We've taken the wraps off the upcoming 2014 Porsche Macan, the German automaker's smaller luxury SUV scheduled to slot beneath the larger and more expensive Cayenne. These artist illustrations provide an excellent sneak preview of Porsche's more `petite' sport-utility, ahead of its long-awaited arrival next year, as a 2014 model. As you'd expect, the Macan's front fascia and much of its side profile looks like a scaled-down version of the existing Cayenne. At the back, however, a single piece light bar replicates the taillight design used on the 911 sports car. It's a slick touch, and one we hope makes it to production.
Based on the Audi Q5, the Porsche Macan will share many of the mechanical and powertrain components of its corporate cousin.
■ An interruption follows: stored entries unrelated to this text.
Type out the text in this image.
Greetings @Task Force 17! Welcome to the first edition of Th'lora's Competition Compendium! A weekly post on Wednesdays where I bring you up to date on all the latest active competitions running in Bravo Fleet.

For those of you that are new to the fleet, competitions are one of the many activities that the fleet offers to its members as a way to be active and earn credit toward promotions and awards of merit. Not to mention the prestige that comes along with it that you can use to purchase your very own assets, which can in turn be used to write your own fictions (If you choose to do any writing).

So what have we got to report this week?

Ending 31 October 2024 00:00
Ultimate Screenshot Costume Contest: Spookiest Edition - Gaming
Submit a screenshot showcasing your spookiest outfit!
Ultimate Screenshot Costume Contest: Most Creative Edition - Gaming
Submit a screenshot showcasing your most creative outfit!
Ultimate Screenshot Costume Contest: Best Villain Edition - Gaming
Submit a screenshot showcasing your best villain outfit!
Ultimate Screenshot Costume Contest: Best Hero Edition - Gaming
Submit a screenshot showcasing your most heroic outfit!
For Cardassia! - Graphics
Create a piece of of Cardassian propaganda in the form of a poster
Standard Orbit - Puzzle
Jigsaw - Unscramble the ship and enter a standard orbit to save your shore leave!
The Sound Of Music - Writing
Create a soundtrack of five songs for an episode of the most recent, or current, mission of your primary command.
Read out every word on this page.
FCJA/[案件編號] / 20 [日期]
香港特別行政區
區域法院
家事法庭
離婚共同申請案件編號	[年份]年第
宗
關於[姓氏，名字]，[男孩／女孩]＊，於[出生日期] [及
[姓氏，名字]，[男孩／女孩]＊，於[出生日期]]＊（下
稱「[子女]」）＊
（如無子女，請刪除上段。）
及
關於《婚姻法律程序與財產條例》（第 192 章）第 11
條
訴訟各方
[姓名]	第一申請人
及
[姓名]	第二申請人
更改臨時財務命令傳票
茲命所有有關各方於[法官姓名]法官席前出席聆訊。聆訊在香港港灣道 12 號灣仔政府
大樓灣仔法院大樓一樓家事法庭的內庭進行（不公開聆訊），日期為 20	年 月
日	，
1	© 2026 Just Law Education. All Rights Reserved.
This means a turbocharged 4-cylinder engine and, possibly, a turbocharged version of the 3.2-liter V-6 used in the Q5 will make their way into the Macan. Both engines are certain to make more power than the 211 bhp and 270 bhp they currently provide in the Audi SUV. We've already speculated a range-topping turbo V-6-powered Macan could produce somewhere in the region of 300 to 350 bhp.
An optional diesel engine is certainly in the works for European markets, though it's not certain whether Porsche might opt to bring that variant stateside. The Cayenne Diesel is on sale here, however, so it's not entirely out of the realm of possibility.
Taking Aim at the X3, Evoque, and GLK
It will be interesting to see how Porsche markets the Macan, and whether a priority is placed on off-road prowess or apex-clipping dynamics. This being a Porsche, after all, our guess is on the latter attribute taking precedence. Ride height will be lowered, compared to the Q5, and the suspension tuned for sharper handling and a firmer ride. All-wheel-drive will be fitted as standard, especially considering all versions of the Q5 sold in the U.S. come with Audi's Quattro hardware.
Electronically programmable settings for driving on dirt, snow and gravel should give the Macan a modicum of off-road credentials – though the Range Rover Evoque will still reign as the best mini mud-plugger of this market segment. A 6-speed manual should be offered on the base 4-cylinder models, while an 8-speed semi-automatic will be fitted to more powerful V-6 versions. Pricing for the Macan will have to be north of the Q5, to avoid cross-brand sales cannibalization – though not too high, which might overlap with entry-level versions of the Cayenne. Expect the Macan to start around $45,000 to $50,000, with turbo V-6 models commanding a premium of $10,000 to $15,000.